What about wing interference drag?

Interference drag occurs when the interaction between objects moving through a three dimensional volume creates unfavorable pressure and velocity distributions, resulting in turbulence. The amount of turbulence that can be created at intersections between wing and fuselage, and wing and winglet, for example, can be surprisingly high. Knowledgeable reviewers of the Synergy conceptual design (shown in early work without a wing fillet) are therefore quick to point this out.

However, shaping these elements is a critical design task. Rather than blindly implement the usual wisdom, which oversimplifies, we strive to work the problem parametrically in 3-D. This approach eventually yields a superior result, without compromising wing placement, or detracting from the propulsive potential of the fuselage in pressure thrust. Due to a nearly ideal volumetric displacement and laminar flow, we also have a more tolerant condition than meets the eye.
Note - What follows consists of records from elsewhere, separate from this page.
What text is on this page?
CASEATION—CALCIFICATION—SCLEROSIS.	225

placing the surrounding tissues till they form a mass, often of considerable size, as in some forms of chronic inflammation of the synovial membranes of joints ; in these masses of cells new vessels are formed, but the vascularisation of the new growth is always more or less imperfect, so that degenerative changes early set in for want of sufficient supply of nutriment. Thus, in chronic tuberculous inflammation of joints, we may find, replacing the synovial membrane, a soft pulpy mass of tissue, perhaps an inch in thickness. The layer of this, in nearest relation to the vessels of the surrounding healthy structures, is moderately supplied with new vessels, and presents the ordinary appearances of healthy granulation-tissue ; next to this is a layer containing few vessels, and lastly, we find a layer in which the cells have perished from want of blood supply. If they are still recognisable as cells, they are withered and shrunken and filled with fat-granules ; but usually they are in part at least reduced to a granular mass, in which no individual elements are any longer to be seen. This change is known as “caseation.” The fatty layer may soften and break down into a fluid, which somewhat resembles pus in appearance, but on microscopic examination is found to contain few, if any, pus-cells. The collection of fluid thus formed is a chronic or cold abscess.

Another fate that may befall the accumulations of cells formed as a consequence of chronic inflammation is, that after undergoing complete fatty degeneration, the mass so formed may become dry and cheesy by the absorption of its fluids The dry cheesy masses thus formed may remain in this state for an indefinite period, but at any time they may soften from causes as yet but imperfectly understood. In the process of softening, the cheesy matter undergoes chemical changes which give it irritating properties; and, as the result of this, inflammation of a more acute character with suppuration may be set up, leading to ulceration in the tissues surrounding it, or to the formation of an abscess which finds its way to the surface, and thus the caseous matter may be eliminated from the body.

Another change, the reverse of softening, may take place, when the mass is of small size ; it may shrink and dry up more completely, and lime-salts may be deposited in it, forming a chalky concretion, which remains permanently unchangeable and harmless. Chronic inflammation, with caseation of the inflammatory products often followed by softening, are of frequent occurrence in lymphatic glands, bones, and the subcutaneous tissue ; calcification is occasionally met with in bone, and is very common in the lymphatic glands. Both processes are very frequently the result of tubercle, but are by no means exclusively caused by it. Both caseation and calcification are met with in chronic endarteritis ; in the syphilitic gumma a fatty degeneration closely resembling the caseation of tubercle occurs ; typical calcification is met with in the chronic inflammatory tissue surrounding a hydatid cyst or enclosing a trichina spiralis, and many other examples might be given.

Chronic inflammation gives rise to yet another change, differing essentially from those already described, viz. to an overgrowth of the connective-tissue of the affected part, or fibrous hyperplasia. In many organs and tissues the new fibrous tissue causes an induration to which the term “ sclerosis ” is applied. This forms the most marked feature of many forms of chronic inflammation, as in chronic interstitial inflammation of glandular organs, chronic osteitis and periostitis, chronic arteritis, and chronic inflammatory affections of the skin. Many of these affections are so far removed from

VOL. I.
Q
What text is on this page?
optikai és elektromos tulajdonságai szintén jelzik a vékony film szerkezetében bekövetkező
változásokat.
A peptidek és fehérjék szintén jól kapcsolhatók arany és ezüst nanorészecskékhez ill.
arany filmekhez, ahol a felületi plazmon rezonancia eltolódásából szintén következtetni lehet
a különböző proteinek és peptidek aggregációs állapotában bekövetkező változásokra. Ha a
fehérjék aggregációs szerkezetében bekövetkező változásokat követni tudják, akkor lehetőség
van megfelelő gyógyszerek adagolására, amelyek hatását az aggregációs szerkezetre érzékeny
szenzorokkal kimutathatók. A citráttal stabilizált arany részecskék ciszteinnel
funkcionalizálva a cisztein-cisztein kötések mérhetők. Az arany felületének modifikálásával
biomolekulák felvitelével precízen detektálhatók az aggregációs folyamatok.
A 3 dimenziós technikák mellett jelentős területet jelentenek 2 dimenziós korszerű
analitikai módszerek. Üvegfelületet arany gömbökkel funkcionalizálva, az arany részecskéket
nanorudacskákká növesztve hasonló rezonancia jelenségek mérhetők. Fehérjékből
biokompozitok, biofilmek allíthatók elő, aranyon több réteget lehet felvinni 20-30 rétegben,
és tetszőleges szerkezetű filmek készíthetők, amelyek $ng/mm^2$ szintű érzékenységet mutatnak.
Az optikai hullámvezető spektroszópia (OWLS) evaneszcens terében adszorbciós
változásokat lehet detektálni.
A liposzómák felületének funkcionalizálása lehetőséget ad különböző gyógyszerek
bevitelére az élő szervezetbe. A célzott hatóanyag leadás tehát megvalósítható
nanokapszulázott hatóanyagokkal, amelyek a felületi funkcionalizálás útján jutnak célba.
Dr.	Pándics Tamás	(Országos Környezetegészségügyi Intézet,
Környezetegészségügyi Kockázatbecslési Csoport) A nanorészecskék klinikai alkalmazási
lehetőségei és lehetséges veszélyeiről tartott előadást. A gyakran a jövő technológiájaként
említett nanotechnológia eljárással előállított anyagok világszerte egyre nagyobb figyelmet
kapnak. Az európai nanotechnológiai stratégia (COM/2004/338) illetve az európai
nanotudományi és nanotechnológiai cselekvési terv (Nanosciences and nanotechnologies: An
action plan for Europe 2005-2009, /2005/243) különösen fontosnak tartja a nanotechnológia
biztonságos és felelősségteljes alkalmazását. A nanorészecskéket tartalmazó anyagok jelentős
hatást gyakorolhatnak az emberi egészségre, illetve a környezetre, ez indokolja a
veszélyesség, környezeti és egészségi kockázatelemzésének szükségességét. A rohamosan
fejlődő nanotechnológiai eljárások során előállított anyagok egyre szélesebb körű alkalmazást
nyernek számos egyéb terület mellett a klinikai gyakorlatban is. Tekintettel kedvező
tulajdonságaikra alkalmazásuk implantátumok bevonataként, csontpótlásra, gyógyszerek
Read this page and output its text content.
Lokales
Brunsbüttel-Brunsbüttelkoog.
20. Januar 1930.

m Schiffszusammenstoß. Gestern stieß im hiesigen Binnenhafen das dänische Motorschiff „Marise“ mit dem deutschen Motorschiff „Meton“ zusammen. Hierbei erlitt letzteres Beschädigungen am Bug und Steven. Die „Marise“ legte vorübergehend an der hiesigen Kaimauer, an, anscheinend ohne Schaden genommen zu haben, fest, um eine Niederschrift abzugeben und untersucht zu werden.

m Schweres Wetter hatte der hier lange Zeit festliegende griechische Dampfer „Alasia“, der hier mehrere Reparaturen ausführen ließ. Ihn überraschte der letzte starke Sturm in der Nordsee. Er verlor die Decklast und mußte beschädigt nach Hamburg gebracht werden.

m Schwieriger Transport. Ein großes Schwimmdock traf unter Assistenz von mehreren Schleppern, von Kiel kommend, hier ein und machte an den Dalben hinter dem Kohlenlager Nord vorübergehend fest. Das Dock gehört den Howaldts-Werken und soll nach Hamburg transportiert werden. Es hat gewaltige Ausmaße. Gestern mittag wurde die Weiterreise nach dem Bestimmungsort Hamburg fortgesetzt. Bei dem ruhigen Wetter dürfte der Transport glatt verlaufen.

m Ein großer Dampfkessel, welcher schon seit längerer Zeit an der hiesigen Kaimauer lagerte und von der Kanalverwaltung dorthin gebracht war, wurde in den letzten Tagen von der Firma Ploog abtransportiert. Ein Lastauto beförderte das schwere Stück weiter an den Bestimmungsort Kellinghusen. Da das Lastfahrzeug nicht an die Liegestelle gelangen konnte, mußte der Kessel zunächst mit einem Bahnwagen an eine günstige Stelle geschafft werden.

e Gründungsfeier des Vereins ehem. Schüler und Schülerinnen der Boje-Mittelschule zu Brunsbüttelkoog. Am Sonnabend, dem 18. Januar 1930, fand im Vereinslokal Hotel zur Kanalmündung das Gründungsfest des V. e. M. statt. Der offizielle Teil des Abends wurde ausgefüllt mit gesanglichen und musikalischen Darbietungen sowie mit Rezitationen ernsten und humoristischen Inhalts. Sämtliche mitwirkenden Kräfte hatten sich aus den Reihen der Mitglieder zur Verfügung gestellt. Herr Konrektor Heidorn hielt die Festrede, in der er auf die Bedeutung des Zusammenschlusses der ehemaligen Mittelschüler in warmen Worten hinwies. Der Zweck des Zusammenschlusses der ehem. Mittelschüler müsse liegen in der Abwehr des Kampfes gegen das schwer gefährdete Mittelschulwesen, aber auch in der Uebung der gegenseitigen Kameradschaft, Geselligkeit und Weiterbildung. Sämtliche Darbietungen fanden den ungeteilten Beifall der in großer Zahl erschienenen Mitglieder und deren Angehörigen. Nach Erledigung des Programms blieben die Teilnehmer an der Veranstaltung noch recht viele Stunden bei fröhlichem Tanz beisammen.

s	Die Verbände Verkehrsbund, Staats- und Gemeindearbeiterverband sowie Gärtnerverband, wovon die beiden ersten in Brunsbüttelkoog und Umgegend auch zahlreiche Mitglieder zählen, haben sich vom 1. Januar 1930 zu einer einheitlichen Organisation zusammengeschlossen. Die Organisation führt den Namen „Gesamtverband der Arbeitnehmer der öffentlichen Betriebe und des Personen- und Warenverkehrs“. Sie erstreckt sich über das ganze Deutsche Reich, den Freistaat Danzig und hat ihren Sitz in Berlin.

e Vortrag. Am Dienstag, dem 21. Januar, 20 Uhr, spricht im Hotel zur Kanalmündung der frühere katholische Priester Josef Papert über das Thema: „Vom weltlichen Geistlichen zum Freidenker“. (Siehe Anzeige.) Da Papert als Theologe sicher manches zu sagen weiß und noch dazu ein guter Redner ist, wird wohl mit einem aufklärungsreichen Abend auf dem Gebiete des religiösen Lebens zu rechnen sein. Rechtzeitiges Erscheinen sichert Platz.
Early on, wing-fuselage interference was intended to be captured for cooling. Later optimizations allowed a cooling thrust design, so a preliminary fillet was designed around high-recovery pressure thrust attributes. This feature will be highly refined for the final product.

With continuity of higher pressures on one side of the airfoils and continuity of low pressures on the other, Synergy doesn’t create the kind of conditions that cause ‘interference drag’ (which is really just a catch-all term for unanticipated turbulence.) The intersection of our airfoils is also optimized to provide minimal shed vortices, which is likewise a symptom of discontinuity. Our approach goes beyond a blended winglet design in favor of a temporally optimized volumetric displacement, a true 4-D solution.